Associate Justice Clarence Thomas sits during a group photo at the Supreme Court
CNN  — 

Twenty-nine years ago, less than a year after he had taken the bench, Justice Clarence Thomas joined a dissent calling the landmark opinion Roe v. Wade “plainly wrong” and an “erroneous constitutional decision.” Over the years Thomas would say Roe had “no basis in the Constitution” and call out the court’s abortion precedents as “grievously wrong.”

He also took aim at challenges to the Second Amendment, accusing lower courts and his own colleagues of thumbing their noses at the right to bear arms, calling it a “disfavored right.”

Now Thomas is 72 years old with a head of gray hair and he is awaiting a new season on a 6-3 conservative majority court. The justices have agreed to hear a case next term that critics – and some supporters – say is meant to gut Roe. They will also hear a Second Amendment case that could expand gun rights. And Thomas, the longest-serving member of the court, will likely find himself in the majority.

All along, Thomas has been cultivating his jurisprudence, often in dissent.

Now, he’s lasted long enough to potentially see a shift not only in the areas of abortion and the Second Amendment but also in other key areas, including affirmative action and voting rights.

Thomas has also witnessed Chief Justice John Roberts, ever the incrementalist and the institutionalist, press the brake at times to slow the momentum of the far right side of the bench. Now that Justice Amy Coney Barrett is on the court, Roberts’ role will be diminished. That was already evident this spring in an emergency order when a 5-4 conservative majority moved the needle to the right in a religious liberty case. Roberts was in dissent.

RELATED: How Amy Coney Barrett has changed the Supreme Court in ways Kavanaugh hasn’t

More than any other member of the current court, Thomas is deeply skeptical of the notion of “stare decisis”– a legal term that is roughly translated to mean “stand by the thing decided and not disturb the calm.” It reflects the court’s respect for the accumulated opinions that have been handed down in history as well as the consistent development of legal principles.

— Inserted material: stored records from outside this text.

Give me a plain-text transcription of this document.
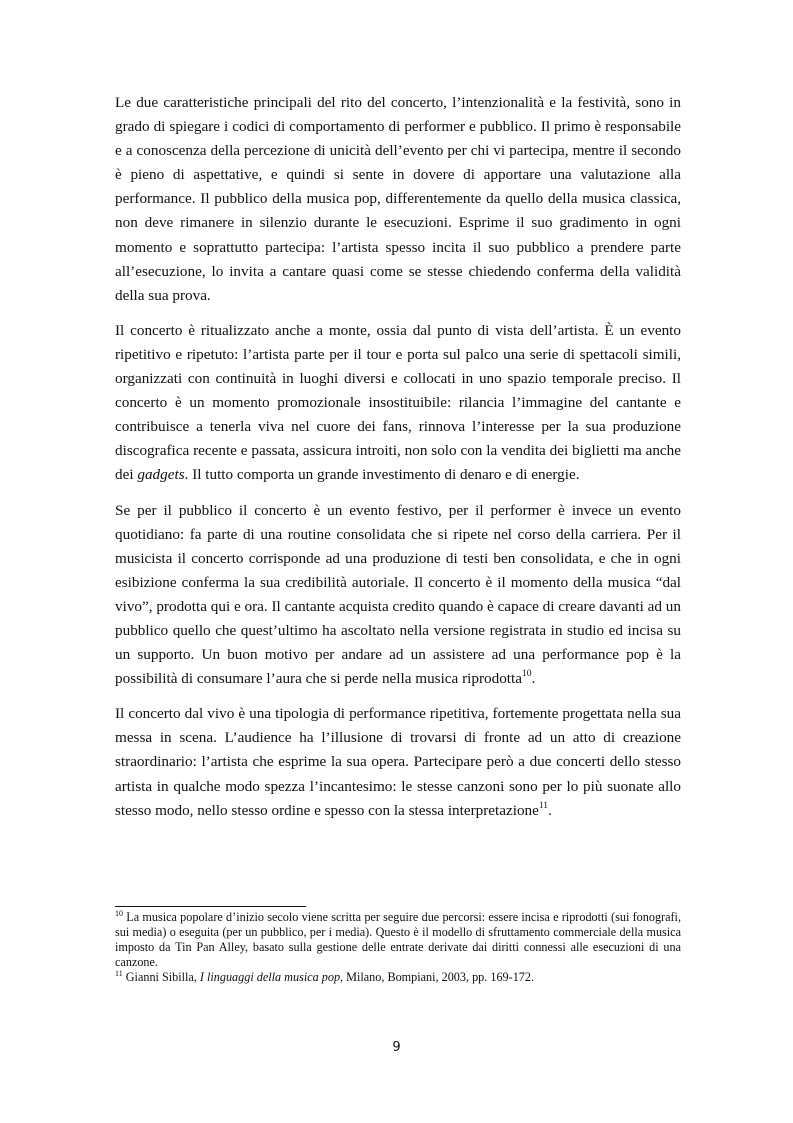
Le due caratteristiche principali del rito del concerto, l’intenzionalità e la festività, sono in grado di spiegare i codici di comportamento di performer e pubblico. Il primo è responsabile e a conoscenza della percezione di unicità dell’evento per chi vi partecipa, mentre il secondo è pieno di aspettative, e quindi si sente in dovere di apportare una valutazione alla performance. Il pubblico della musica pop, differentemente da quello della musica classica, non deve rimanere in silenzio durante le esecuzioni. Esprime il suo gradimento in ogni momento e soprattutto partecipa: l’artista spesso incita il suo pubblico a prendere parte all’esecuzione, lo invita a cantare quasi come se stesse chiedendo conferma della validità della sua prova.

Il concerto è ritualizzato anche a monte, ossia dal punto di vista dell’artista. È un evento ripetitivo e ripetuto: l’artista parte per il tour e porta sul palco una serie di spettacoli simili, organizzati con continuità in luoghi diversi e collocati in uno spazio temporale preciso. Il concerto è un momento promozionale insostituibile: rilancia l’immagine del cantante e contribuisce a tenerla viva nel cuore dei fans, rinnova l’interesse per la sua produzione discografica recente e passata, assicura introiti, non solo con la vendita dei biglietti ma anche dei gadgets. Il tutto comporta un grande investimento di denaro e di energie.

Se per il pubblico il concerto è un evento festivo, per il performer è invece un evento quotidiano: fa parte di una routine consolidata che si ripete nel corso della carriera. Per il musicista il concerto corrisponde ad una produzione di testi ben consolidata, e che in ogni esibizione conferma la sua credibilità autoriale. Il concerto è il momento della musica “dal vivo”, prodotta qui e ora. Il cantante acquista credito quando è capace di creare davanti ad un pubblico quello che quest’ultimo ha ascoltato nella versione registrata in studio ed incisa su un supporto. Un buon motivo per andare ad un assistere ad una performance pop è la possibilità di consumare l’aura che si perde nella musica riprodotta$^{10}$.

Il concerto dal vivo è una tipologia di performance ripetitiva, fortemente progettata nella sua messa in scena. L’audience ha l’illusione di trovarsi di fronte ad un atto di creazione straordinario: l’artista che esprime la sua opera. Partecipare però a due concerti dello stesso artista in qualche modo spezza l’incantesimo: le stesse canzoni sono per lo più suonate allo stesso modo, nello stesso ordine e spesso con la stessa interpretazione$^{11}$.

$^{10}$ La musica popolare d’inizio secolo viene scritta per seguire due percorsi: essere incisa e riprodotti (sui fonografi, sui media) o eseguita (per un pubblico, per i media). Questo è il modello di sfruttamento commerciale della musica imposto da Tin Pan Alley, basato sulla gestione delle entrate derivate dai diritti connessi alle esecuzioni di una canzone.

$^{11}$ Gianni Sibilla, I linguaggi della musica pop, Milano, Bompiani, 2003, pp. 169-172.

9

Last term he noted, for example, that the court has “recently overruled a number of poorly reasoned precedents that have proved themselves to be unworkable.”

This June, court watchers are on high alert to see if liberal Justice Stephen Breyer retires to clear the path for President Joe Biden to name his first nominee. If Biden does get the chance, he’s probably going to look for someone young enough to spend decades on the bench to influence the law. Thomas, who was just 43 when he was nominated, could, in that respect, serve as a model.

Abortion

It was just last June that Roberts joined with the liberals to strike down a Louisiana abortion law, stunning conservatives. Thomas lashed out.

“Roe is grievously wrong for many reasons,” Thomas wrote, “but the most fundamental is that its core holding—that the Constitution protects a woman’s right to abort her unborn child—finds no support in the text of the Fourteenth Amendment.”

Thomas previously warned in 2019 of the potential that abortion could become a “tool of eugenic manipulation.”

But this week the justices agreed to hear a case next term concerning a Mississippi law that bans most abortions after 15 weeks. Barrett’s vote may have been critical. Supporters of abortion rights rang alarm bells.

“The Supreme Court just agreed to review an abortion ban that unquestionably violates nearly 50 years of Supreme Court precedent and is a test case to overturn Roe v. Wade,” Nancy Northup, the president of the Center for Reproductive Rights, said in a statement.

But conservatives rejoiced. “This is a landmark opportunity for the Supreme Court to recognize the right of states to protect unborn children from the horrors of painful late-term abortions,” said Marjorie Dannenfelser, the president of the Susan B. Anthony List.

RELATED: More states are expected to pass anti-abortion bills challenging Roe v. Wade ahead of monumental Supreme Court case

The court does not need to formally overturn Roe in order to make a difference. But if it did take that step, abortion access would be left to the individual states. According to the abortion rights research group the Guttmacher Institute, 22 states have laws that could be used to restrict the legal status of abortion.

Second Amendment

In 2008, Thomas signed on to Justice Antonin Scalia’s landmark opinion holding that the Second Amendment protects the individual right to have firearms for self-defense. Supporters of gun rights believed that many gun regulations across the country would fall.

But lower courts, citing a part of the District of Columbia v. Heller decision that said that the “right secured by the Second Amendment is not unlimited,” allowed for some regulations.

In 2017 Thomas, joined by Justice Neil Gorsuch, dissented when the court declined to take up a case that might expand upon Heller. “I find it extremely improbable that the Framers understood the Second Amendment to protect little more than carrying a gun from the bedroom to the kitchen,” he wrote.

Thomas criticized what he called a “distressing trend: the treatment of the Second Amendment as a disfavored right.”